Мне пришлось крепко почесать затылок, чтобы припомнить хоть что-то.
- Вы знаете, у меня большие проблемы с памятью. Надо взять себе за привычку записывать все, что я вижу, дабы не забывать постоянно, что происходит со мной и вокруг меня. Честно говоря, мне трудно ответить на ваш вопрос, ведь…
Тут я осекся, потому что увидел мальчика-оборванца. Он как ни в чем не бывало стоял у края тропы и мычал какую-то незнакомую мне песенку, кажется, детскую и вполне безобидную, но в его исполнении слышалось нечто зловещее... Руки его висели вдоль бедер, глаза его безразлично смотрели из впалых глазниц, грязные темные волосы беспорядочно торчали в разные стороны, и вообще вид у него был крайне жалкий и неухоженный. Что он делал здесь, так далеко от других людей, никто, кроме него, сказать наверняка бы не смог. Его равнодушные глаза провожали нас, пока мы проходили совсем рядом с ним, и по безучастию Вальтера, который не обратил на мальчика и его завывания никакого внимания, я понял, что тот ничего не видит! Вот что нагнало на меня ужаса, заставив кожу по всему телу покрыться крупными пупырышками. Лишь раз в этом существе появился отголосок некоего чувства, когда наши с ним взгляды пересеклись на мгновение. И вот мы прошли мимо, и я старался не оборачиваться, чтобы вновь не столкнуться с ним взглядом.
- Что случилось? Ты весь вдруг побледнел, будто тебя кто-то до смерти напугал, - спросил Вальтер, заметив, что я замолчал.
- Ничего… Я… я ищу одного человека. Уже очень долго и в разных местах, но каждый раз он, вернее, она, ускользает от меня в неизвестном направлении, и приходится все начинать сначала. Не помню я, каким образом меня занесло в этот темный лес, но все это грустно. Неизвестно еще, была ли она там, где я пытаюсь отыскать ее следы, неизвестно, куда идти дальше, но я знаю, как искать. Если хоть кто-то из тех, кого я встречаю на пути, видел ее когда-то, я об этом сразу узнаю.
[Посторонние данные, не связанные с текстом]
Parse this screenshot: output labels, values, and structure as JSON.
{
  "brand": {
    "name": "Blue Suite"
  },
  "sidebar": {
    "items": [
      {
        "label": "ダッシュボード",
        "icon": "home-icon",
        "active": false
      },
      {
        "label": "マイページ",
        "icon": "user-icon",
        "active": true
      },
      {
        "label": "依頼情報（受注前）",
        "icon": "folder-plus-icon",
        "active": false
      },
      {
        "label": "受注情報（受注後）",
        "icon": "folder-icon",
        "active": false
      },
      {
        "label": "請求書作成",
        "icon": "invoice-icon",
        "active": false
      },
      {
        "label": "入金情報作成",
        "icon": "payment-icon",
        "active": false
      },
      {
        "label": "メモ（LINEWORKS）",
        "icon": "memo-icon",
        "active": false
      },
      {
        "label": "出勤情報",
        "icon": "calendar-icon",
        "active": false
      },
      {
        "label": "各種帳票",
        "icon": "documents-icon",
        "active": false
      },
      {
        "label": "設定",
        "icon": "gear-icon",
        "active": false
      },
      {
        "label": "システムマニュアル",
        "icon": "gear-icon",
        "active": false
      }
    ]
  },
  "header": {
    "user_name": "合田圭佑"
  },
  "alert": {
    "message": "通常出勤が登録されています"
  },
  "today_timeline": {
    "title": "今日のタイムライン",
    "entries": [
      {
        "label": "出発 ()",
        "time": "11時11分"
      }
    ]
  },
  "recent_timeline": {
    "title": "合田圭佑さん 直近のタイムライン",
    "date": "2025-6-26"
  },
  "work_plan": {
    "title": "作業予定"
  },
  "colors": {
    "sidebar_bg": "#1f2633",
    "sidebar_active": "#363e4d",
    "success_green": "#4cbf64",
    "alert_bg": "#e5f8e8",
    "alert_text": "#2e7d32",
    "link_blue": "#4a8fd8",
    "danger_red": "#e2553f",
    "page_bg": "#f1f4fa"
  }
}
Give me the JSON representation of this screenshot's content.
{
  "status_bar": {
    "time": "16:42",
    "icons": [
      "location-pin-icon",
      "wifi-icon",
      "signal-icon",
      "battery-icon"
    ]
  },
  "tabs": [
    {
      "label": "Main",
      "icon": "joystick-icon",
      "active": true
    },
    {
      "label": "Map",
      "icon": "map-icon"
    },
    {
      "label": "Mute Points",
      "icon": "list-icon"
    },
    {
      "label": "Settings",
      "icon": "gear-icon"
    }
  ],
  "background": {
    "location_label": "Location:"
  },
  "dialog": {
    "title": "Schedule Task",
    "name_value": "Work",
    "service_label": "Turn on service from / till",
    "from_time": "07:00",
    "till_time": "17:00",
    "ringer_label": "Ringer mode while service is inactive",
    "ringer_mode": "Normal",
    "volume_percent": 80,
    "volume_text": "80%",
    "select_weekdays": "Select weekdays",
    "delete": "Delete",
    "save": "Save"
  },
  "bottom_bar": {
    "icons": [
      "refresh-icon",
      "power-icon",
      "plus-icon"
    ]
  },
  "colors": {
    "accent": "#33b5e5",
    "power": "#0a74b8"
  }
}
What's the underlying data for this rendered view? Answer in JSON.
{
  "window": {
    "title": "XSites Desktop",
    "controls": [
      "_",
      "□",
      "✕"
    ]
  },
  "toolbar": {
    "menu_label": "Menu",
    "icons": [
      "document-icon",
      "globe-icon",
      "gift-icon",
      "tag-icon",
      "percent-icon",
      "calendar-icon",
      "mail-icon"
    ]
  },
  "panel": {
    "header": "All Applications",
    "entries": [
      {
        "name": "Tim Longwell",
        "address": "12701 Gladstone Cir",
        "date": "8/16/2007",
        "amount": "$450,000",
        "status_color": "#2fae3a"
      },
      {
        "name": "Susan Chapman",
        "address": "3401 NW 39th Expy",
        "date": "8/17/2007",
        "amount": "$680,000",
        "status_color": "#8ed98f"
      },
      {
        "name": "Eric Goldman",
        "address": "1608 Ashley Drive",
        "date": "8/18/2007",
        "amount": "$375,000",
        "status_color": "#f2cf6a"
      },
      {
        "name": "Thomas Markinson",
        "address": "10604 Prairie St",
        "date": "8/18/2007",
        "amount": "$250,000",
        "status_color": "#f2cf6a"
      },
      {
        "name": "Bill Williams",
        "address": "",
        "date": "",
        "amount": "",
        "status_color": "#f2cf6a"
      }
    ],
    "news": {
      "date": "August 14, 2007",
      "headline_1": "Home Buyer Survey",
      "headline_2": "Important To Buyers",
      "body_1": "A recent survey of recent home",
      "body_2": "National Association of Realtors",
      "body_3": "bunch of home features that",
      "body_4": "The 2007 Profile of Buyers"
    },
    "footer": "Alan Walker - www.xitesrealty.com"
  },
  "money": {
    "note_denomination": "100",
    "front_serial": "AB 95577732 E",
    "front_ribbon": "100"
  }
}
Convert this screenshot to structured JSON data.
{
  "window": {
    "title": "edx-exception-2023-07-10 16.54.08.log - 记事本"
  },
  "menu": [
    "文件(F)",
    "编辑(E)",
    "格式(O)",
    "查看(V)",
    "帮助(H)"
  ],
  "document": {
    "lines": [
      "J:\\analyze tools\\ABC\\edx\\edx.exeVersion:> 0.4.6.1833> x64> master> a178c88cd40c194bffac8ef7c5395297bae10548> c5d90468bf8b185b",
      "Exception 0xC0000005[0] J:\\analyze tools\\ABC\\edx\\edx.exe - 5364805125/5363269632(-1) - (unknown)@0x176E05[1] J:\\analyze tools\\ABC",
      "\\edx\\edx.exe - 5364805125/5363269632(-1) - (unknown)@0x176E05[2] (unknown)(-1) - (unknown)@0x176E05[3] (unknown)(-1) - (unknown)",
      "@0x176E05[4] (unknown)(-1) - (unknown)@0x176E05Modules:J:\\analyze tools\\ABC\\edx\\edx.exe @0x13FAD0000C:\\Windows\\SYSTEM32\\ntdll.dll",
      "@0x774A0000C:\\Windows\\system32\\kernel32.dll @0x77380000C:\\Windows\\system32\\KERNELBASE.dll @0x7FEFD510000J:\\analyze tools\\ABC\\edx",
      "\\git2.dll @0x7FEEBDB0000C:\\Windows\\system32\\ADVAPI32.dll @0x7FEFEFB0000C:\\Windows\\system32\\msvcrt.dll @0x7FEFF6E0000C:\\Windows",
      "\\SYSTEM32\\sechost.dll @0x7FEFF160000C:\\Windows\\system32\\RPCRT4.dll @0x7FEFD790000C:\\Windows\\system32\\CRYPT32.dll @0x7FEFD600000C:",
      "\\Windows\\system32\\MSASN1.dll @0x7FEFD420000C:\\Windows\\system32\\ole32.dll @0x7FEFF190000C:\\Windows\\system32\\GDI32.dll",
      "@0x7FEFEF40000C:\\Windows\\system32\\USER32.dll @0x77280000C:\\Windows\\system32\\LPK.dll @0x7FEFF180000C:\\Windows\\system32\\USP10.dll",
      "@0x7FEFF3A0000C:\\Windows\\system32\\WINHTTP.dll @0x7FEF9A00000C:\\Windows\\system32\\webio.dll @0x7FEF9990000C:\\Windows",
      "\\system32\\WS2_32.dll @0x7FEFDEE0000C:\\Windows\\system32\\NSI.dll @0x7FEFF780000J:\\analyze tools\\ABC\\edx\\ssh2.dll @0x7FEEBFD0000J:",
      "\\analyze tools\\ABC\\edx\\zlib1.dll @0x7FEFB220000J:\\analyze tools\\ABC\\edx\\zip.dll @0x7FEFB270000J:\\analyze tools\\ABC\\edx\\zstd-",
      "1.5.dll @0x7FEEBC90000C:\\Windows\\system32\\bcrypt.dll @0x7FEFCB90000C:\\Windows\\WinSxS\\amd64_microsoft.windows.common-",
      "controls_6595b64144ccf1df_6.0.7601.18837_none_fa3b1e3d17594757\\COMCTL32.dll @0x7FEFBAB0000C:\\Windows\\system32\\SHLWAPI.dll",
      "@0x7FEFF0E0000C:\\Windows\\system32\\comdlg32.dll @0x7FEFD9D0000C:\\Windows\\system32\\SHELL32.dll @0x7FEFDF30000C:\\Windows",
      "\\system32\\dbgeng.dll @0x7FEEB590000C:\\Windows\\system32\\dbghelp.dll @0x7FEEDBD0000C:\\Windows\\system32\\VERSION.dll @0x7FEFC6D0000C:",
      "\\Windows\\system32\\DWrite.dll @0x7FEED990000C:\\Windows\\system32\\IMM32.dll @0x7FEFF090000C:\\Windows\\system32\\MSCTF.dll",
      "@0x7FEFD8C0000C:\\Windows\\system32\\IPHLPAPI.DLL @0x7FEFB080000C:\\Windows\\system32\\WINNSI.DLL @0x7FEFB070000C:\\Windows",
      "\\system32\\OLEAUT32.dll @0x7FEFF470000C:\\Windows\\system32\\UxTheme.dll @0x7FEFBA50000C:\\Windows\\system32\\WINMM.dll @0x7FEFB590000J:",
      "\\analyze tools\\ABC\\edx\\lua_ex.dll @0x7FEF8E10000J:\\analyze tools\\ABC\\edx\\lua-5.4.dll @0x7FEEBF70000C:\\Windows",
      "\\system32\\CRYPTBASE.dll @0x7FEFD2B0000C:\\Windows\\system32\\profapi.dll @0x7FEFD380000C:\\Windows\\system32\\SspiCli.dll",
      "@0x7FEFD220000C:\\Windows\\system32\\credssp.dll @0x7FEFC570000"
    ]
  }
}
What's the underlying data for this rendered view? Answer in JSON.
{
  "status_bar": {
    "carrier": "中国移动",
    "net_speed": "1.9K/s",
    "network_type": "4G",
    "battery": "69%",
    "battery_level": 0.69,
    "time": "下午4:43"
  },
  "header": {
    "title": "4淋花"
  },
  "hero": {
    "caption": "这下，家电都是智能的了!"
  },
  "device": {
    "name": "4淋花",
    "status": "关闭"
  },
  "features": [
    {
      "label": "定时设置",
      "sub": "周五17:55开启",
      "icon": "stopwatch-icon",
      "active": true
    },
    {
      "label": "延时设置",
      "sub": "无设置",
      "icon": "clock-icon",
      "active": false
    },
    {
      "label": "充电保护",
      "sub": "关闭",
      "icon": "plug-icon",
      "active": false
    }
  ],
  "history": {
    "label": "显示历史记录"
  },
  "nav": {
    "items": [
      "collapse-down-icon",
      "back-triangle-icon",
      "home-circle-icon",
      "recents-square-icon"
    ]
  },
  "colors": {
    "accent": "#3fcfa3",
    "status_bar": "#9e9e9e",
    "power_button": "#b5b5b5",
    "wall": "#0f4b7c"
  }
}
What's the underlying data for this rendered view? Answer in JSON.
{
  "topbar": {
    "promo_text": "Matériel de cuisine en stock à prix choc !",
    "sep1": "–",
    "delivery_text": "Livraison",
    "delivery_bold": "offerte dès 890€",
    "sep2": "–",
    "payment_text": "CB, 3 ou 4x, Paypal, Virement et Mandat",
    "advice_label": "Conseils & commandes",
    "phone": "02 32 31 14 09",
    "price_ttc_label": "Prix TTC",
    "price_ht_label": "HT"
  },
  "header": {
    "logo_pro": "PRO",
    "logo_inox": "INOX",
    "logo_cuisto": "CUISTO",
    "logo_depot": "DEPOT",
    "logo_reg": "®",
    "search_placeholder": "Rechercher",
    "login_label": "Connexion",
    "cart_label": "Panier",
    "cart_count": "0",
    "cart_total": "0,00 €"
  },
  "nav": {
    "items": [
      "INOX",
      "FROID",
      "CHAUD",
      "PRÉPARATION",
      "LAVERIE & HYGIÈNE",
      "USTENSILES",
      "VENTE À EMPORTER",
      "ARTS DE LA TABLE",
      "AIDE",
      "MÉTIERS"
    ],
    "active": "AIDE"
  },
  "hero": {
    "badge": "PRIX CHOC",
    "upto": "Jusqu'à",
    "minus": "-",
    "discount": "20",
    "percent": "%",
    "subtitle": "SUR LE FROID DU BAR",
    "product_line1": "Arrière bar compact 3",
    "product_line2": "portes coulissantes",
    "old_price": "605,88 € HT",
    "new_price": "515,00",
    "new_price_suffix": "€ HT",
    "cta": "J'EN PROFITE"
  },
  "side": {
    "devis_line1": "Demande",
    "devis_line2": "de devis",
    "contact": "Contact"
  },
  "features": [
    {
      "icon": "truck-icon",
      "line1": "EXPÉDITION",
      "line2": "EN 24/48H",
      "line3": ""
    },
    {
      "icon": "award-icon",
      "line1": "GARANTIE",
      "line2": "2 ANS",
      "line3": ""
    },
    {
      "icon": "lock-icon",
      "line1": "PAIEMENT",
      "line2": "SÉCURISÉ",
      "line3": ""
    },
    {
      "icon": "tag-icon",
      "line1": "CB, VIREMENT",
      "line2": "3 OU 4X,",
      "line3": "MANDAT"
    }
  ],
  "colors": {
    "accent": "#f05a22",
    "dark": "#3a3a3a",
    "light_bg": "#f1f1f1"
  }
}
Надеюсь, в том городе, куда мы идем, есть такие люди…
Честно говоря, мне хотелось остановиться, сесть на корточки и заплакать от бессилия и усталости, и тоски, переполнявшей мое сердце. Но я не мог показывать свои слабости другим людям, я должен был двигаться только вперед, я боялся оглянуться назад и увидеть там очередного призрака из прошлого, который пытался влезть в настоящее и повлиять на будущее.
- Кажется, моя малышка уже достаточно отдохнула, - сказал Вальтер, чтобы отвлечь меня от печальных мыслей, - а ты, мой друг, от недоедания так похудел, что она даже и не заметит твой вес. Думаю, будет неплохо, если мы оба сейчас прокатимся на Комете, тем более, что кушать хочется… Ха-ха, - он ободряюще рассмеялся, похлопав свою лошадь по крупу. – Мы же с тобой не лошади, чтобы все время есть траву! Надеюсь, к ночи доскачем до ближайшего трактира.
Он первым забрался на кобылицу, а уж после и я неловким движением залез на нее, усевшись позади доброго Вальтера. Перед этим я оглянулся на лесную тропу, по которой мы шли столь долгое время. Проклятый мальчик-призрак увязался за мной и стоял всего в десятке шагов от нас, напевая свою дурацкую песню…

* * *
До того как выбраться из леса мы так и не встретили ни одного живого человека. Комета верно несла нас на себе, когда заросшая нехоженая лесная тропа вдруг расширилась и стала дорогой, у которой появились тропки-ответвления. В лучах заходящего солнца были видны узкие обломанные палочки хвороста и следы от копыт, - кажется, здесь недавно проезжал на осле кто-то из местных жителей, груженый вязанкой дров.
- Мне кажется, стоит тебе рассказать кое-что об особенностях жителей этой деревни, - сказал Вальтер, стараясь не повышать голоса, словно боялся, что его кто-то подслушает. – Они могут показаться враждебными. На самом деле они живут на границе с лесом, а ты и сам видишь, каков он. Кроме того, многие мужчины работают в шахтах, они угрюмы и молчаливы. Мой друг рассказывал об этом в своем письме. Да и сам я останавливался в деревне, пока не ступил в лес.
Когда на небе начали зажигаться звезды, мы добрались до деревни, или маленького городишки, это кому как угодно. Она была окружена небольшим кольцом пшеничных и подсолнуховых полей, после них мы прошагали прямо по большой деревенской улице, мимо темных кирпичных домов шахтеров, и добрались до маленькой площади с рынком, где скромно ютилась каменная церковь с острым шпилем, и постоялый двор для усталых путников, коими мы и были. Над дверью висела вывеска «Дайменское жаркое». Должно быть, в деревне был какой-то праздник, потому как таверна была забита до отказа шахтерами, многие из которых бурно обсуждали что-то, но я так устал, что слушать эти их разговоры у меня не было никакого желания. Мы едва нашли свободный стол, но в карманах у меня не было ни гроша, только дырки и дорожная пыль, тогда Вальтер великодушно согласился угостить меня ужином.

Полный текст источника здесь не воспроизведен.